In this connection my attention was recently drawn to an article which appeared in the London Times of September 1, 1938, from its correspondent in Japan. It is the thesis of the correspondent that the anti-British movement in Japan is one manifestation of a revolt by the younger elements in the Army and Navy and in the civil service against the older generation. He states, “In its essence, however, it has become a struggle between youthful dynamism in all departments of the national life and what is called generally the elder clique, that capable, temperate, and none too numerous oligarchy that has ruled Japan since her emergence as a modern state.[”] The correspondent seems to refer in the sentence quoted to the struggle which was described in my despatch No. 2722, January 6, 193886 as one between “medievalism” and Western thought. It is, however, difficult to subscribe to the correspondent’s thesis that the anti-British movement is primarily a manifestation of that revolt (I say “primarily”, as the greater part of his article is taken up with the development of this particular thesis), for the reason that during the past thirty or forty years the impact of the United States on Japan has been far greater than that of Great Britain and American thought and tradition exercise among the older generation as much influence as do [Page 363] British thought and tradition. The correspondent then ascribes as the secondary reason for the animus against Great Britain the familiar contention that Great Britain has been unduly helpful to China.

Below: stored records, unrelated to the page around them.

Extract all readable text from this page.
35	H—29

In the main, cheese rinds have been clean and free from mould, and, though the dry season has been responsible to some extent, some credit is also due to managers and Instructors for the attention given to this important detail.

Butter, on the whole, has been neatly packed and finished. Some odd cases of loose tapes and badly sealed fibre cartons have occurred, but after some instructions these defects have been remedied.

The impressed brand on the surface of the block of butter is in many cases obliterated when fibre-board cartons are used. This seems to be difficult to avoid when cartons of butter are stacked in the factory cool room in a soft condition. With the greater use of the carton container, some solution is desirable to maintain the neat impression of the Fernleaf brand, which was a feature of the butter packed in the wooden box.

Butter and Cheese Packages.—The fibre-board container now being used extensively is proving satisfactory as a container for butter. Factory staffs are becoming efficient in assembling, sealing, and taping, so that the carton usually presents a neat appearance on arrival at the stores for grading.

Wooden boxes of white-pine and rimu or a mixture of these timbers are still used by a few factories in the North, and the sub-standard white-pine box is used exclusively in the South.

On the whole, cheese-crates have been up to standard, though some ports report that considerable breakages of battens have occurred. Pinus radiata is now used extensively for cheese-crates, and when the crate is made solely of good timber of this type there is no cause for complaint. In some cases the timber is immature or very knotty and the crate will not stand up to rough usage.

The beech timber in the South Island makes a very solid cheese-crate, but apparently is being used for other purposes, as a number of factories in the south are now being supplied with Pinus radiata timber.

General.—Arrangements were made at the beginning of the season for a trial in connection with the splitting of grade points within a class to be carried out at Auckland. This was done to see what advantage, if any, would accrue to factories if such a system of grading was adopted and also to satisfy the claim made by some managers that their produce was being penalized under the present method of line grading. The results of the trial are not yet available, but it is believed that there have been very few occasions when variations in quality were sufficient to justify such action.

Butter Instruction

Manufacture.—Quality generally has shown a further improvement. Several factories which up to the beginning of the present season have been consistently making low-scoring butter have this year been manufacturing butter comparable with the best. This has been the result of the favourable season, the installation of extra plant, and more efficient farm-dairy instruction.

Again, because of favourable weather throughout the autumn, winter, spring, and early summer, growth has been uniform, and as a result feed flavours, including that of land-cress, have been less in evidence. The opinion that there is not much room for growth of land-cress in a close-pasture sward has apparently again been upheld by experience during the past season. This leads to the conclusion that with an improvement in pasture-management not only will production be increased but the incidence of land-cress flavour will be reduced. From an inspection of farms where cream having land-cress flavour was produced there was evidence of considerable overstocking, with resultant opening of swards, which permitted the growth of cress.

Even after reviewing the debate which wages back and forth between British and Japanese organs of public opinion, one is still left with the impression that the present state of feeling in Japan against Great Britain is one of the political curiosities of the moment. Quite apart from those factors which are being daily stressed by the Japanese publicists, such as the supply of arms and munitions by Great Britain to China, it seems to us that what has contributed more to the present state of affairs than any other are, first, the accumulation of Japanese grievances against Great Britain which began with the termination of the Anglo-Japanese Alliance and concluded with the various measures taken by or at the instance of the British Government to restrict Japanese trade, and second, the consciousness that Great Britain is determined to remain permanently a political and economic factor in the Far East.

Although my British colleague has not informed me that, in his various conversations with the Minister for Foreign Affairs, there was made clear to him the intention of the Japanese Government to avoid a separate settlement of British complaints against Japanese actions in China, I have been told by a well-informed Japanese that there is no likelihood whatever of the Japanese Government being prepared to discuss British grievances against Japan apart from Japanese grievances against Great Britain which have been stored up for a period of some years. It will have been noted from our telegram No. 700, November 2, 6 p.m. that my British colleague had reached the conclusion that from the longer viewpoint it would serve British interests if effort were made by Great Britain to avoid leaving Japan with a lasting grievance. However, it seems likely that further interpretation, by action, of the official statement of the Japanese Government published today, expressive of intent to dominate the Far East, will effectively inhibit any expectation that Anglo-Japanese relations can be guided in the near future into smooth waters.